Inconscient urbain
Essai sur le métropolitain parisien de Luka Novak.
Dans ce tout petit livre de 75 pages, Luka Novak (auteur, éditeur, politicien et homme de médias slovène) décrit le métro, un moyen de transport sans lequel il n’y aurait selon lui pas d’urbanisme.
L’auteur tire en partie le propos de son livre de son expérience, ayant passé une partie de sa jeunesse dans les années 70 à Paris. Mais il est très loin de s’en contenter, avec quelques apports plus intellectuels que sensoriels à chercher parmi les penseurs du langage, par exemple.
Passée l’introduction sur la place du métro dans le cinéma, l’auteur décrit son expérience au début des années 70 à Paris, à la découverte de nouvelles lignes, de nouveaux tunnels, de nouvelles rames, à l’affut de fentes dans les tunnels. Dans le second chapitre, l’auteur compare le métro parisien à l’édification d’une autoroute au-dessus du Bronx à New-York dont l’effet a été ségrégationniste, séparant la population enjambée du reste de la ville (qui ne possède pas de vrai réseau de métro selon l’auteur, car sans connexions entre les lignes). Au contraire (troisième chapitre), à Paris, le métro est un système de transport démocratique, desservant chaque quartier et structurant son inconscient en termes lacaniens (p.28).
Dans le chapitre suivant, l’auteur veut démontrer que le métro parisien n’est pas fonctionnaliste (à la différence du londonien, p. 33 ou du tokyoïte, p. 40).
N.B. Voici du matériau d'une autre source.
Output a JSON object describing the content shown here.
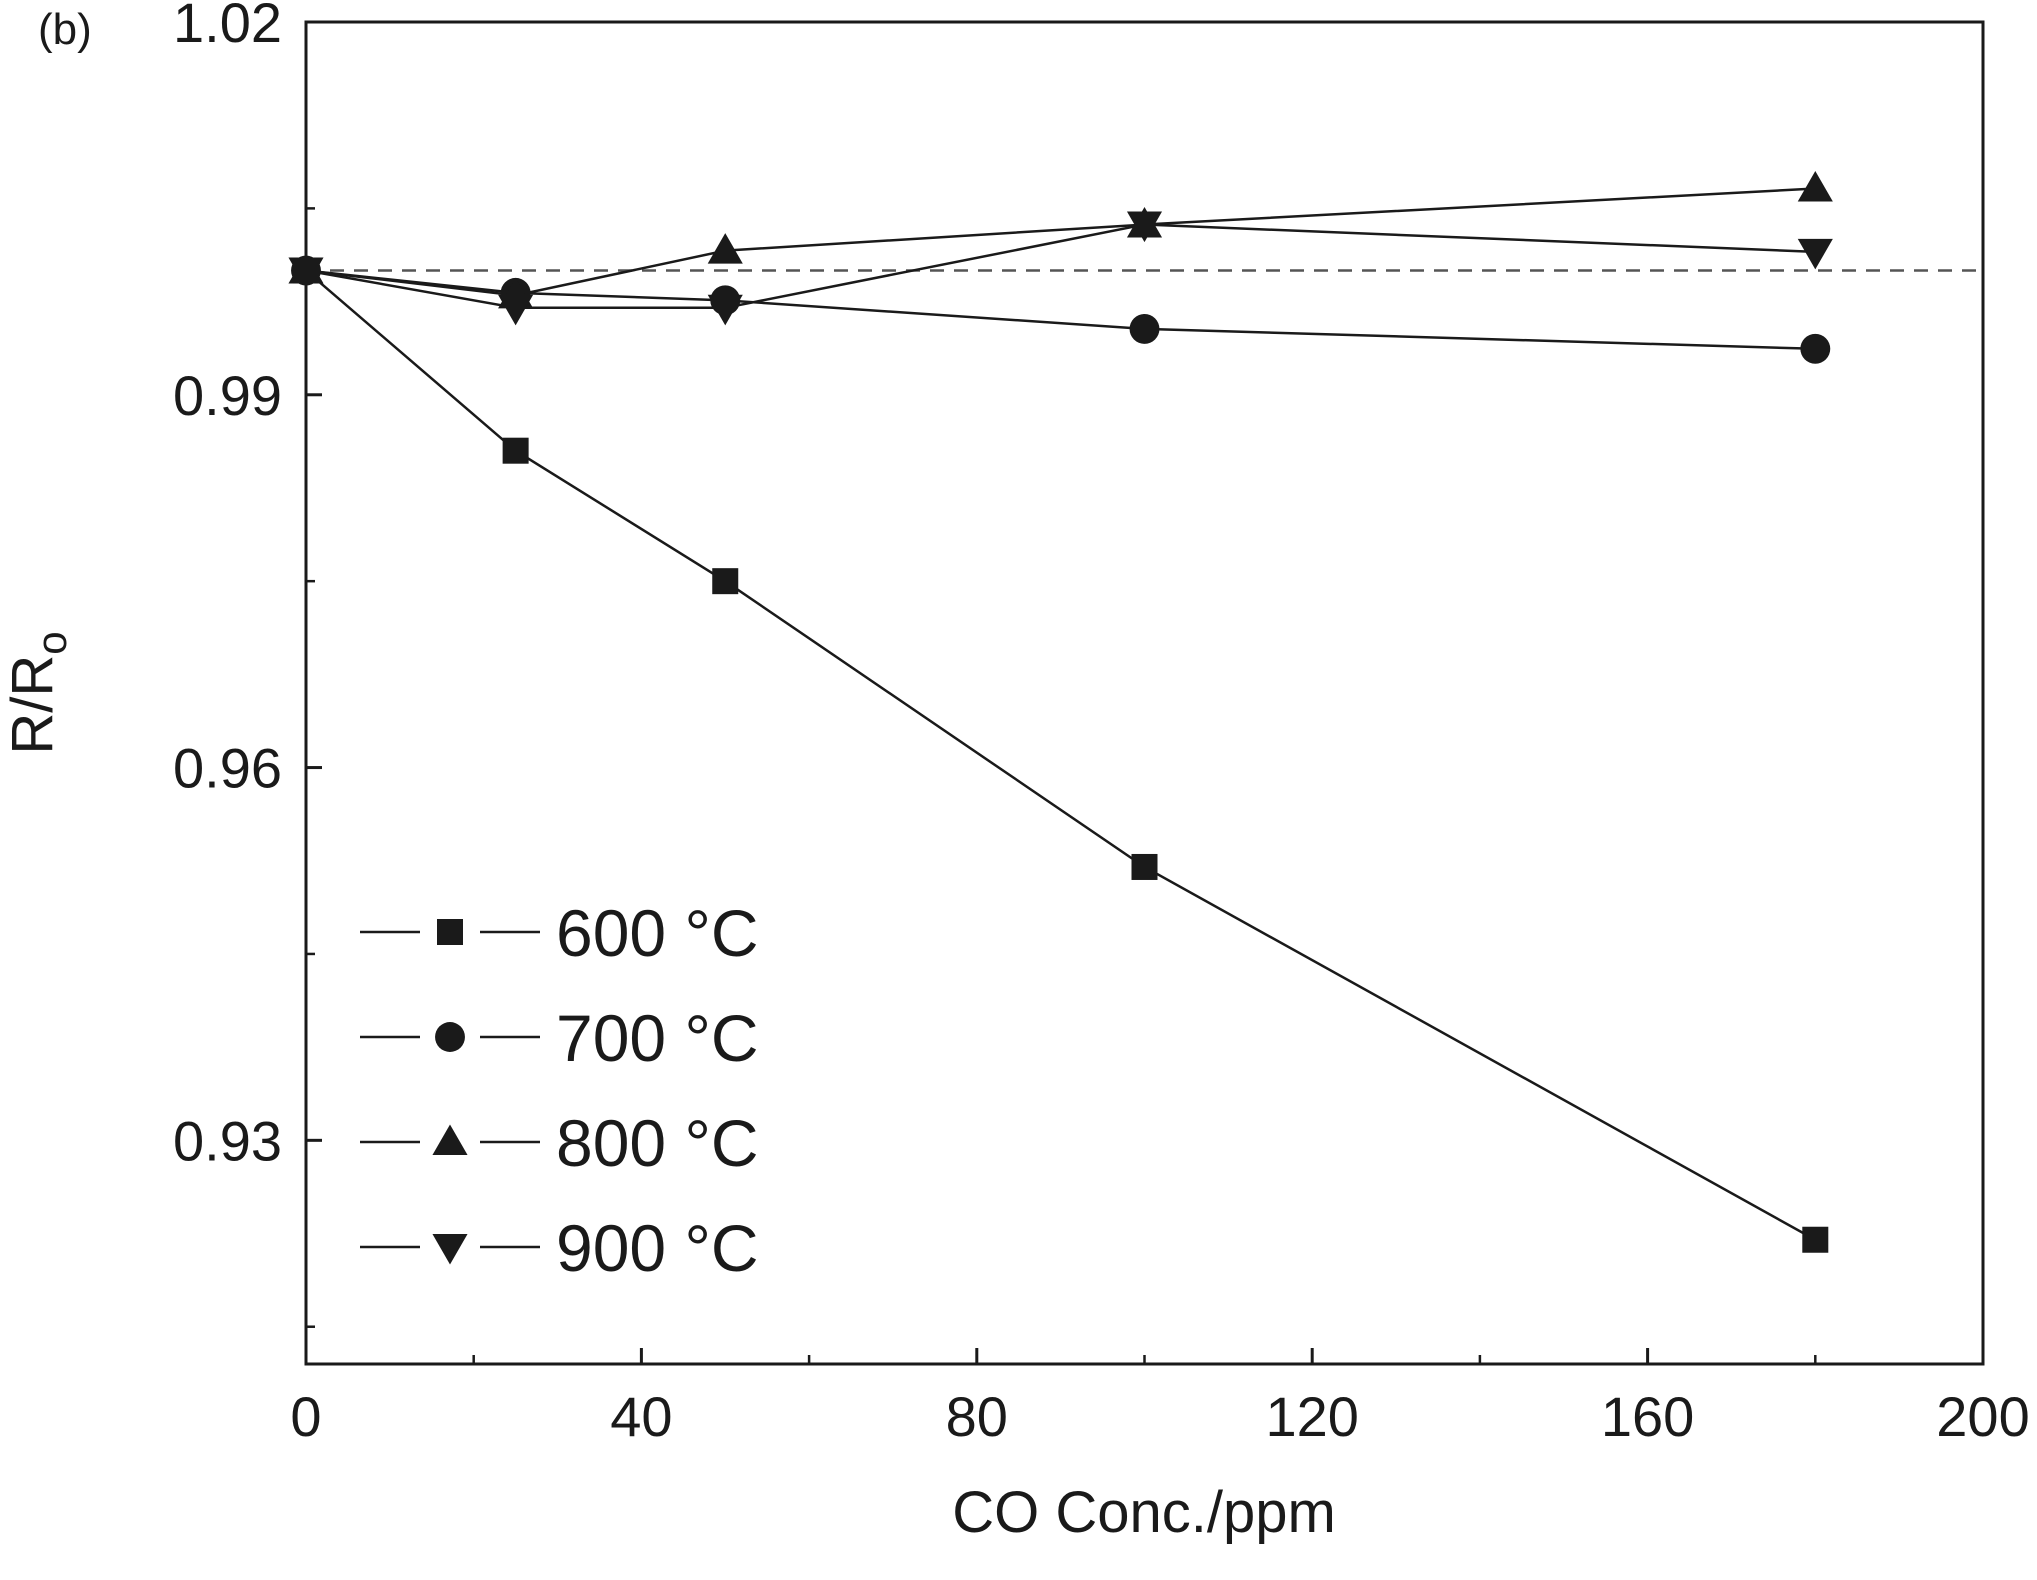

L. Novak fait ensuite un retour au sens, avec l’odorat. Jeune il appréciait beaucoup l’odeur du caoutchouc et de la vieille terre des tunnels, réfutant l’idée de puanteur. Pour l’auteur, les passages (à Paris ou à Milan par exemple) sont les ancêtres du métro (il s’appuie sur ce point sur W. Benjamin, p. 49). Mais pour L. Novak, le métro n’est pas seulement un inconscient, il est aussi un langage au sens de Wittgenstein. Il a révélé le sens de la ville (p. 61), son auto-réflexion. Le métro a abolit le hasard (p. 62).
Il n’y a donc (dernier chapitre) pour l’auteur pas de vraie ville sans métro ou sans tramway. L’économie mondiale en est même fortement dépendante (les traders doivent bien rejoindre Manhattan).
Le livre aurait mérité des développements plus amples, mais les idées maîtresses surnagent sans difficulté : sans réseau structurant de transports en commun, pas de métropole et le sous-sol révèle la surface. Ce livre montre aussi l’instruction de l’auteur, familier de la philosophie du XXe siècle et du cinéma (d’où sont tirés de nombreux exemples). Le problème c’est que le concept vole en escadrille et que du coup on s’approche dangereusement d’un alignement de noms, et si certaines phrases sont percutantes, le lecteur continue de s’interroger sur leur validité. La quatrième de couverture nous annonçait de l’humour, mais nous ne l’avons pas vu …
Néanmoins ce livre garde de l’intérêt dans ce qu’il permet au lecteur, sans aller jusqu’au structuralisme, de se faire une idée de comment les infrastructures de transport sont pensées et quels sont leurs effets sur la ville.